Dostum dostum, güzel dostum, Bu ne beter, çizgidir bu, Bu ne çıldırtan denge, Yaprak döker, bir yanımız, Bir yanımız bahar bahçe…
Yaşantımızda yıllar geçse de unutamadığımız bazı dostluklar-arkadaşlıklar vardır aslında… Okul arkadaşlığı, asker arkadaşlığı, yol(seyahat) arkadaşlığı, tatil arkadaşlığı, kurs-seminer-toplantı arkadaşlığı, iş(çalışma) arkadaşlığı, hastane arkadaşlığı gibi…
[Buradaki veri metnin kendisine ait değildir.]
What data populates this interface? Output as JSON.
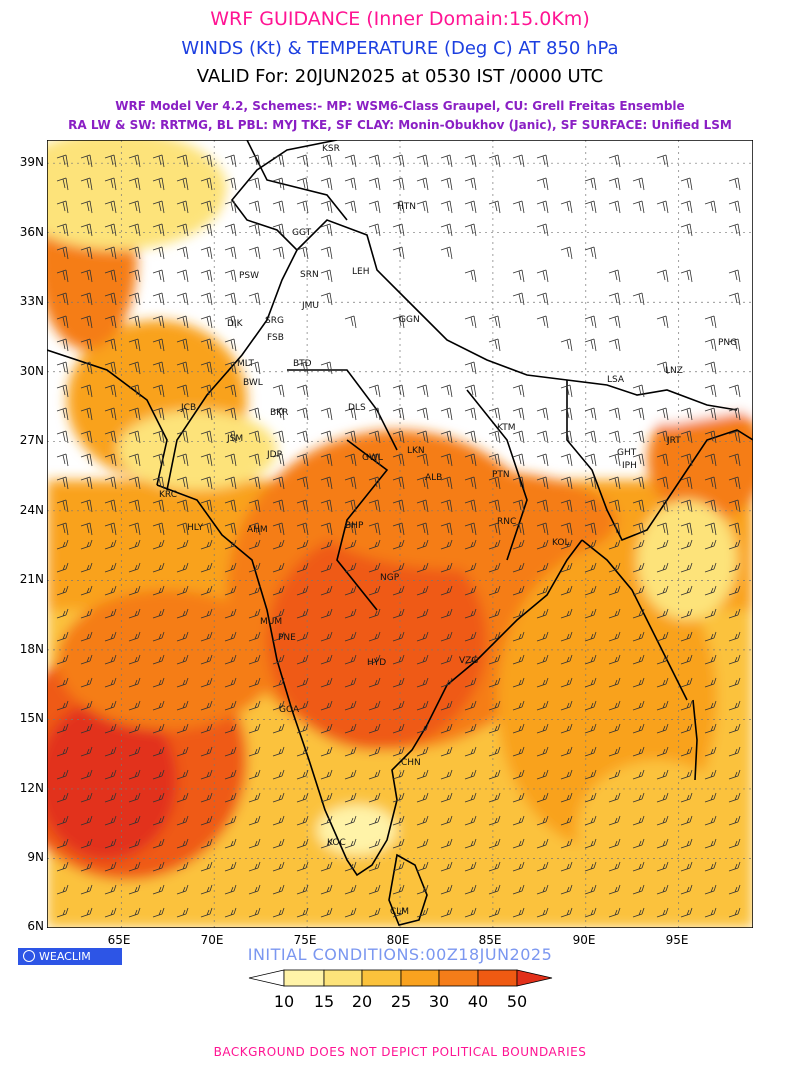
{
  "header": {
    "title": "WRF GUIDANCE (Inner Domain:15.0Km)",
    "subtitle": "WINDS (Kt) & TEMPERATURE (Deg C) AT 850 hPa",
    "valid": "VALID For: 20JUN2025 at 0530 IST /0000 UTC",
    "scheme_line1": "WRF Model Ver 4.2, Schemes:- MP: WSM6-Class Graupel, CU: Grell Freitas Ensemble",
    "scheme_line2": "RA LW & SW: RRTMG, BL PBL: MYJ TKE, SF CLAY: Monin-Obukhov (Janic), SF SURFACE: Unified LSM"
  },
  "axes": {
    "lat_ticks": [
      "39N",
      "36N",
      "33N",
      "30N",
      "27N",
      "24N",
      "21N",
      "18N",
      "15N",
      "12N",
      "9N",
      "6N"
    ],
    "lon_ticks": [
      "65E",
      "70E",
      "75E",
      "80E",
      "85E",
      "90E",
      "95E"
    ],
    "lat_range": [
      6,
      40
    ],
    "lon_range": [
      61,
      99
    ]
  },
  "stations": [
    "KSR",
    "HTN",
    "GGT",
    "PSW",
    "SRN",
    "LEH",
    "JMU",
    "GGN",
    "DIK",
    "SRG",
    "FSB",
    "PNG",
    "MLT",
    "BTD",
    "LSA",
    "LNZ",
    "BWL",
    "DLS",
    "JCB",
    "BKR",
    "KTM",
    "JSM",
    "LKN",
    "GHT",
    "JRT",
    "JDP",
    "GWL",
    "IPH",
    "PTN",
    "ALB",
    "KRC",
    "RNC",
    "HLY",
    "AHM",
    "BHP",
    "KOL",
    "NGP",
    "MUM",
    "PNE",
    "VZG",
    "HYD",
    "GOA",
    "CHN",
    "KOC",
    "CLM"
  ],
  "brand": "WEACLIM",
  "init_conditions": "INITIAL CONDITIONS:00Z18JUN2025",
  "legend": {
    "levels": [
      "10",
      "15",
      "20",
      "25",
      "30",
      "40",
      "50"
    ],
    "colors": [
      "#ffffff",
      "#fff3a8",
      "#fde37a",
      "#fbc23c",
      "#f9a21f",
      "#f57d19",
      "#ef5a12",
      "#e2301a"
    ]
  },
  "footer": "BACKGROUND DOES NOT DEPICT POLITICAL BOUNDARIES",
  "colors": {
    "title": "#ff1493",
    "subtitle": "#1c3fe0",
    "scheme": "#8a1fc4",
    "barb_label": "#3344dd"
  }
}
Dost deriz “dostum” dersiniz, herkesten onu ayrı bir yere koyar, özel tutarsınız. En özelinizi ona anlatır, sırdaşınız olur, “iyi ki varsın, iyi ki yanımdasın” dediğiniz günler olur. Sen olmasaydın ne yapardım dediğiniz her gecen gün ona tüm benliğinizle bağlanır, seversiniz. Dost arkadaştan öte, arkadaştan öndedir. Öyle olmasaydı dost için mana yüklü şiirler nasıl yazılabilir, kitaplar dolusu yazılar nasıl yazılabilirdi. Herkes arkadaş olabilir, herkesle arkadaşlık kurulabilir ama herkesten dost olmaz, herkesle dostluk kurulamaz.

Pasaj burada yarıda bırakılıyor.